In the first place the considerable time and effort expended which culminated in the award should not be for naught except for compelling reasons. There are none. It was at the instance of the defendant that the agreement to arbitrate was enforced by the order for arbitration which directed the arbitrator to "finally determine" the issues. The arbitration proceedings were pursued under the auspices of the court. The defendant's refusal to consent to a two-week extension of time was not based on any good reason. After successfully overcoming the plaintiff's opposition to arbitration, and after considerable expenditure of time and effort, it advances a superficial technicality to avoid the result.
At the hearing at which the court required the attendance of the arbitrator, there was not so much as a whisper that his appointment had not been made according to the rules of the AAA; there was no suggestion that he was not qualified. It was shown that the slight delay was excusable. No evidence was produced showing fraud, misconduct, corruption or any irregular conduct which resulted in an unjust, inequitable and unconscionable award. Wingate Construction Co. v. Schweizer Dipple, Inc., 419 Pa. 74, 213 A.2d 275 (1965), a case involving common law AAA arbitration; Newspaper Guild, etc. v. Philadelphia Daily News, Inc., supra, 164 A.2d at p. 220.

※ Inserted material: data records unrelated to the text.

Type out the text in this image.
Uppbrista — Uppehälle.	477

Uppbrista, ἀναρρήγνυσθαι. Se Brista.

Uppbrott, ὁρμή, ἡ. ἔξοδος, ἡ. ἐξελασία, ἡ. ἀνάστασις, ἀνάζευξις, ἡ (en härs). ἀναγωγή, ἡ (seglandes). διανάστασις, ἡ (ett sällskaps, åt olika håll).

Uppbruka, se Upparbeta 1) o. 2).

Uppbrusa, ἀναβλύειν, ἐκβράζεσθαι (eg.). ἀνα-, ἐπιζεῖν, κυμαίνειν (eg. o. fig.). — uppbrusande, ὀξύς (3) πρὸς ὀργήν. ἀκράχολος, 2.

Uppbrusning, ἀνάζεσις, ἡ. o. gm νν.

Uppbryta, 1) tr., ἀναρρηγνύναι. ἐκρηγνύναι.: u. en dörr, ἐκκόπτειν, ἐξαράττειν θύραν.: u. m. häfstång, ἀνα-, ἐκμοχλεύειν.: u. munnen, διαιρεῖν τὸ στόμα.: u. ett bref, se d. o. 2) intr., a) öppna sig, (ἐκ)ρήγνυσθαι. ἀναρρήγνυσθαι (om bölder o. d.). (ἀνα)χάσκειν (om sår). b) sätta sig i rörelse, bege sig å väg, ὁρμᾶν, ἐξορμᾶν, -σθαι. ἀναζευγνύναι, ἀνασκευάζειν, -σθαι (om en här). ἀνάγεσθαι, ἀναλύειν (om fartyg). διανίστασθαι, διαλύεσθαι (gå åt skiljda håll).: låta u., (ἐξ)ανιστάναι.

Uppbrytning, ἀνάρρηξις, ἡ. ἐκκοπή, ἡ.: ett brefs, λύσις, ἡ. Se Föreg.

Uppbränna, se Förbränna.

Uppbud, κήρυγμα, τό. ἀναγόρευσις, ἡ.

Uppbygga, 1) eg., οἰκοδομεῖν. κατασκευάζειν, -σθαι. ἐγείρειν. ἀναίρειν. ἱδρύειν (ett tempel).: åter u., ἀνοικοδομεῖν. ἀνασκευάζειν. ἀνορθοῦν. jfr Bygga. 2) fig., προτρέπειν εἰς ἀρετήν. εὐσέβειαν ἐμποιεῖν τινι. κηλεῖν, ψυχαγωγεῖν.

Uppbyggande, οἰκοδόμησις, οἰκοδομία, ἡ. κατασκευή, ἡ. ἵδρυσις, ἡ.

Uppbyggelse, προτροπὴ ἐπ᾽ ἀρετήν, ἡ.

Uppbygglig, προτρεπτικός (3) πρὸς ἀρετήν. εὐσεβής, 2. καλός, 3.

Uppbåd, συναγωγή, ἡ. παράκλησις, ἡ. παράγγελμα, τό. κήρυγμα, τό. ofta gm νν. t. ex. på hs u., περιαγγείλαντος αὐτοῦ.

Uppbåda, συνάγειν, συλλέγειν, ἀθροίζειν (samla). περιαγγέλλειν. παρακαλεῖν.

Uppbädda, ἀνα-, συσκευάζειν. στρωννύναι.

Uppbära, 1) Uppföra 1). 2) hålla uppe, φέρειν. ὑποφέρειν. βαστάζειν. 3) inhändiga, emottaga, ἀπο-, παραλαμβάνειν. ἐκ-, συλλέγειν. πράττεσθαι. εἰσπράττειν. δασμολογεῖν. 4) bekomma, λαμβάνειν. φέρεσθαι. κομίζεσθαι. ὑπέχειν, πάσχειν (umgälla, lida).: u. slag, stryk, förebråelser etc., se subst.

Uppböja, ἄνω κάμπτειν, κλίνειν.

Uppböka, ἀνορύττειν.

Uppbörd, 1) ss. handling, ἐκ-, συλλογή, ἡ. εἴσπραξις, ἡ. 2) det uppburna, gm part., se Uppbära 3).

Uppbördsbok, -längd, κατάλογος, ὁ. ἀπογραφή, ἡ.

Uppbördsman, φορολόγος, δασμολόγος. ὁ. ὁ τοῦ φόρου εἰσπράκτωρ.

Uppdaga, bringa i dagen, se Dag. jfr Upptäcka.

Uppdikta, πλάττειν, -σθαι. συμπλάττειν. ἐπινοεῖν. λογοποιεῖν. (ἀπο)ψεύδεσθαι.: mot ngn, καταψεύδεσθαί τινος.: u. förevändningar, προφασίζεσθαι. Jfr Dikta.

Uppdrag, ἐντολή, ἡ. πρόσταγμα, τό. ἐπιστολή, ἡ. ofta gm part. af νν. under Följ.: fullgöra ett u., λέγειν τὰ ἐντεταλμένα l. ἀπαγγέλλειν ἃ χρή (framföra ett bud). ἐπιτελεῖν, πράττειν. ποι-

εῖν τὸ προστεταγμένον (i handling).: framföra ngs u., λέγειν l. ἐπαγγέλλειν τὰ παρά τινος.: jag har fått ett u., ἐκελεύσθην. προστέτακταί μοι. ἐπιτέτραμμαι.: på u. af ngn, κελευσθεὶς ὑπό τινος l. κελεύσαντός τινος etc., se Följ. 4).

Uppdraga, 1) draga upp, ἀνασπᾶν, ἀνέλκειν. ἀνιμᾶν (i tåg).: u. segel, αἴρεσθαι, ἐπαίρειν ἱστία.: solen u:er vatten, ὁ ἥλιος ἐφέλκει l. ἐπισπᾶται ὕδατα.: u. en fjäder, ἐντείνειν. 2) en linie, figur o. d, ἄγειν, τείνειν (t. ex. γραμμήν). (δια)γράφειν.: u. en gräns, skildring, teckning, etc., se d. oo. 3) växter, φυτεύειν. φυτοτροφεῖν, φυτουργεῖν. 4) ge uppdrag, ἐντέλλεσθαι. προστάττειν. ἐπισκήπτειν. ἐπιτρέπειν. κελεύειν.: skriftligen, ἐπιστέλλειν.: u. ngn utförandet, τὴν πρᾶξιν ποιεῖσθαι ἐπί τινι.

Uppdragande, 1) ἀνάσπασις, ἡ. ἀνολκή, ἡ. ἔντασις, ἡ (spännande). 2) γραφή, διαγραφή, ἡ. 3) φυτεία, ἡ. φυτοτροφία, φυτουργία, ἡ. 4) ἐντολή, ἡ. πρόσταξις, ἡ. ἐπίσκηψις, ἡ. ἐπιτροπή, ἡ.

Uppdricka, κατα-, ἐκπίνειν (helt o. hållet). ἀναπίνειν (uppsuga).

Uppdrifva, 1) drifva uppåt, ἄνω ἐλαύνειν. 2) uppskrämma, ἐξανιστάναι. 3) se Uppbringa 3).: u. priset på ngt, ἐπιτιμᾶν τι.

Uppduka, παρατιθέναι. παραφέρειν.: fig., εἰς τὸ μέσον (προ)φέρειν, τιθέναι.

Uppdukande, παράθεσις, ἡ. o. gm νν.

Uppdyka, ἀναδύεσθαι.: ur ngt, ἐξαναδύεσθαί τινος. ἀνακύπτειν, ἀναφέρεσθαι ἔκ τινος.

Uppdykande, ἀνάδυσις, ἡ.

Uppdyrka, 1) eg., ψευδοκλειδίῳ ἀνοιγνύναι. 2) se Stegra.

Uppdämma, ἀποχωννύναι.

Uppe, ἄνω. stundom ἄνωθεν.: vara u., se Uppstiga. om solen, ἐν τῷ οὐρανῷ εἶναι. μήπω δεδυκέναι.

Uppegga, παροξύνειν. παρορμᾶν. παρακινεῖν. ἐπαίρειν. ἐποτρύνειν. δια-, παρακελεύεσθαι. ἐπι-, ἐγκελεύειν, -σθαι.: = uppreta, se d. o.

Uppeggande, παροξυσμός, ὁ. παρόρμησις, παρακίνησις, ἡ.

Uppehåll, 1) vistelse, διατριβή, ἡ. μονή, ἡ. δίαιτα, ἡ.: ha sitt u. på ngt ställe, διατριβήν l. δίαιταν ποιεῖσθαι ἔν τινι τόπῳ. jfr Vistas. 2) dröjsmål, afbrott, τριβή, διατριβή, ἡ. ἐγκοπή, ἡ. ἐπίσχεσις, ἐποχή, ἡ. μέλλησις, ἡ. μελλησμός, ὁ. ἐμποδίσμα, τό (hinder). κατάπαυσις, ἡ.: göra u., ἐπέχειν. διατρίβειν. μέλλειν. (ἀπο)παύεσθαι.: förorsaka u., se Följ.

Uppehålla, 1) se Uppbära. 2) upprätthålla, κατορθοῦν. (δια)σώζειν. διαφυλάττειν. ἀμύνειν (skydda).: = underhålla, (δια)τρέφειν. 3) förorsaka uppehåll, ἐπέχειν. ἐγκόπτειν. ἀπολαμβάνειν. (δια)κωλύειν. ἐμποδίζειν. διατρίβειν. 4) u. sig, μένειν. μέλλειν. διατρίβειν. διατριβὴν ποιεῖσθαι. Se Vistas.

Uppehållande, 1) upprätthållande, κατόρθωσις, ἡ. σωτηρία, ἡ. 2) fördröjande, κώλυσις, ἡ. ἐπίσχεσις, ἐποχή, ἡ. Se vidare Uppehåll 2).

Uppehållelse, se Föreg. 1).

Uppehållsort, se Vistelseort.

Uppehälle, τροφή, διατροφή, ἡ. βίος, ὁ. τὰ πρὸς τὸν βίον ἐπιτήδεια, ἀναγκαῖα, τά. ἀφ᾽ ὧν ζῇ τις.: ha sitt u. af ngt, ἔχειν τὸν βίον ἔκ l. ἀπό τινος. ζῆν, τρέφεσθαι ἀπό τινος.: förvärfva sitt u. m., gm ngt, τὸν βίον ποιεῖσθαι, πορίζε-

If the two-week delay is deemed an irregularity, it was de minimus, and to accede to defendant's demand to return the case to the AAA for another arbitration proceeding would visit a harsh and unwarranted penalty upon the plaintiff who was not in any way to blame. Damon v. Berger, 191 Pa.Super. 165, 155 A.2d 388 (1959); Kuzemchak v. Bukofski, 2 Pa.Dist. & Co.R.2d 810 (1955). Arbitration is now favored in several important areas. Cf. Miller v. Allstate Insurance Company, 238 F. Supp. 565 (W.D.Pa.1965). It is our opinion that the Pennsylvania courts would enter judgment on the award which constitutes the final step in a court-ordered arbitration proceeding agreed upon by the parties and insisted upon by the defendant. We will not sustain the defendant's hypertechnical objection except at the command of our superiors.
An appropriate order will be entered.